Comprising 46 hours over two days, it wasn’t called it a marathon for nothing. The idea of the Mobius strip has been creeping into my thoughts since I read Marathon participant Russell Hoban’s Amaryllis Night and Day in preparation for his presentation. The Mobius strip is akin to Auroborus or an inﬁnity sign. A well-known visualisation of non-orientable surfaces, of which the Mobius strip is the deﬁnitive example, follows thus: if an ant were to crawl along the length of this strip, it would return to its starting point having traversed every part of the strip without ever crossing an edge. The hypothetical ant walks the strip without any measure of its progress. Our need for signs and totems to mark progress—which is perhaps one way to think of maps—is something worth reﬂecting on. Disorientation—achieved in many ways, not least the durational element of the event—was a clear objective of Map Marathon.
Hans Ulrich Obrist includes poet Edouard Glissant’s notion of mondialité, approximately translated as ‘worldliness’, in his introduction. Another rationale was the concept of the derive (origin), in both environs and the body. Obrist also cites the work of sociologist Bruno Latour, which describes scientiﬁc practices as a means of reconsidering paradigms of knowledge production. John Law’s 'After Method', makes much reference to the work of Latour and Woolgar concerning theories of the ragged nature of knowledge production.
Particular realities are constructed by particular inscription devices and practices, or perhaps they are constructed by particular maps. Law’s argument deserves to be quoted at length: ‘Reality is secreted. Notice that this posits a sort of feedback-loop. Statements stabilise and then recycle themselves back into the laboratory. This means that once they are demodalised, yesterdays modalities become tomorrow’s hinterland… It is not a matter of words representing things. Words and worlds go together. Propositions… include realities, include a collective. Include and grow from what I am calling the hinterland… Some kinds of standardised inscription devices and practices are current. Some classes of reality are more or less easily producible. Others, however, are not, or were never, cobbled together in the ﬁrst place. So the hinterland also deﬁnes the overall geography—a topography of reality possibilities.’

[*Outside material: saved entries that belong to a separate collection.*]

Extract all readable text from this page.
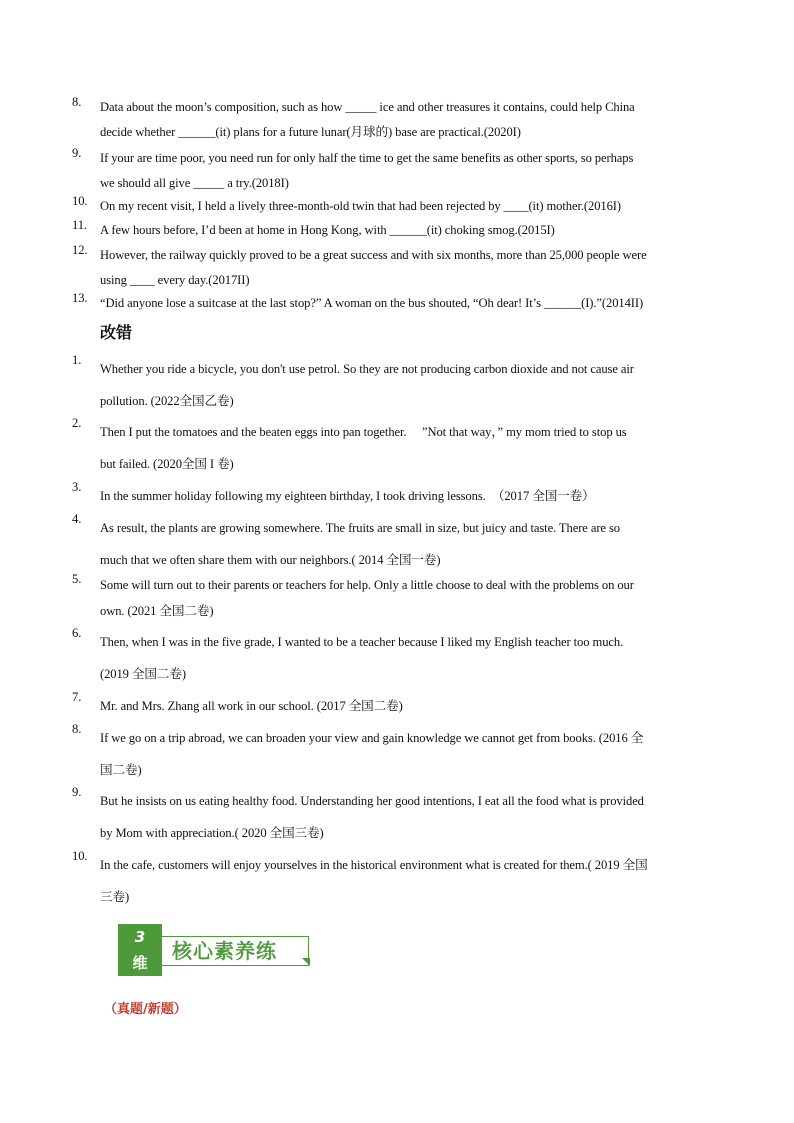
8.	Data about the moon’s composition, such as how _____ ice and other treasures it contains, could help China
decide whether ______(it) plans for a future lunar(月球的) base are practical.(2020I)
9.	If your are time poor, you need run for only half the time to get the same benefits as other sports, so perhaps
we should all give _____ a try.(2018I)
10. On my recent visit, I held a lively three-month-old twin that had been rejected by ____(it) mother.(2016I)
11.	A few hours before, I’d been at home in Hong Kong, with ______(it) choking smog.(2015I)
12. However, the railway quickly proved to be a great success and with six months, more than 25,000 people were
using ____ every day.(2017II)
13. “Did anyone lose a suitcase at the last stop?” A woman on the bus shouted, “Oh dear! It’s ______(I).”(2014II)
改错
1.
Whether you ride a bicycle, you don't use petrol. So they are not producing carbon dioxide and not cause air
pollution. (2022全国乙卷)
2.
Then I put the tomatoes and the beaten eggs into pan together.　 ”Not that way，” my mom tried to stop us
but failed. (2020全国 I 卷)
3.
In the summer holiday following my eighteen birthday, I took driving lessons.　（2017 全国一卷）
4.
As result, the plants are growing somewhere. The fruits are small in size, but juicy and taste. There are so
much that we often share them with our neighbors.( 2014 全国一卷)
5.	Some will turn out to their parents or teachers for help. Only a little choose to deal with the problems on our
own. (2021 全国二卷)
6.
Then, when I was in the five grade, I wanted to be a teacher because I liked my English teacher too much.
(2019 全国二卷)
7.
Mr. and Mrs. Zhang all work in our school. (2017 全国二卷)
8.
If we go on a trip abroad, we can broaden your view and gain knowledge we cannot get from books. (2016 全
国二卷)
9.
But he insists on us eating healthy food. Understanding her good intentions, I eat all the food what is provided
by Mom with appreciation.( 2020 全国三卷)
10.
In the cafe, customers will enjoy yourselves in the historical environment what is created for them.( 2019 全国
三卷)
3
维	核心素养练
（真题/新题）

Feedback loops, hinterlands, deviation, Auroborus, Mobius strips, ‘reality’ manufacture—these key ideas are built into Map Marathon’s agenda. The reconceptualising of how we understand the idea of a ‘map’ is signiﬁcantly facilitated by the format of the event, grouping together presentations from about 30 individuals each day. Some are involved with digital representations of data and statistics, a a surprising fascinating element of the timetable. Others are directly concerned with the politics of ‘ordinary’ maps and map-making. Richard Hamilton’s conversation with Eyal Weizman about his map of Palestine, is earnest and rousing. Yet other artists are more obliquely concerned with mapping the human body and gender. Genesis Breyer P-Orridge closes day one with a plaintive musical lament on pandrogeny. There is also discussion of maps in relation to narrative. Matt Mullican’s stand-out performance deals with codes and mapping within his paintings/ performances: it is brilliant and deceptively light-hearted.
The cumulative impetus of Map Marathon makes a strong case for epistemic and ontic negotiation within the cartographies of knowledge, and demonstrates the potential for the different sorts of maps we might navigate ourselves. My thoughts are analogous to frequent geographical lost-ness, but perhaps there is no need for despair. A decent sense of direction is useful, but not always necessary.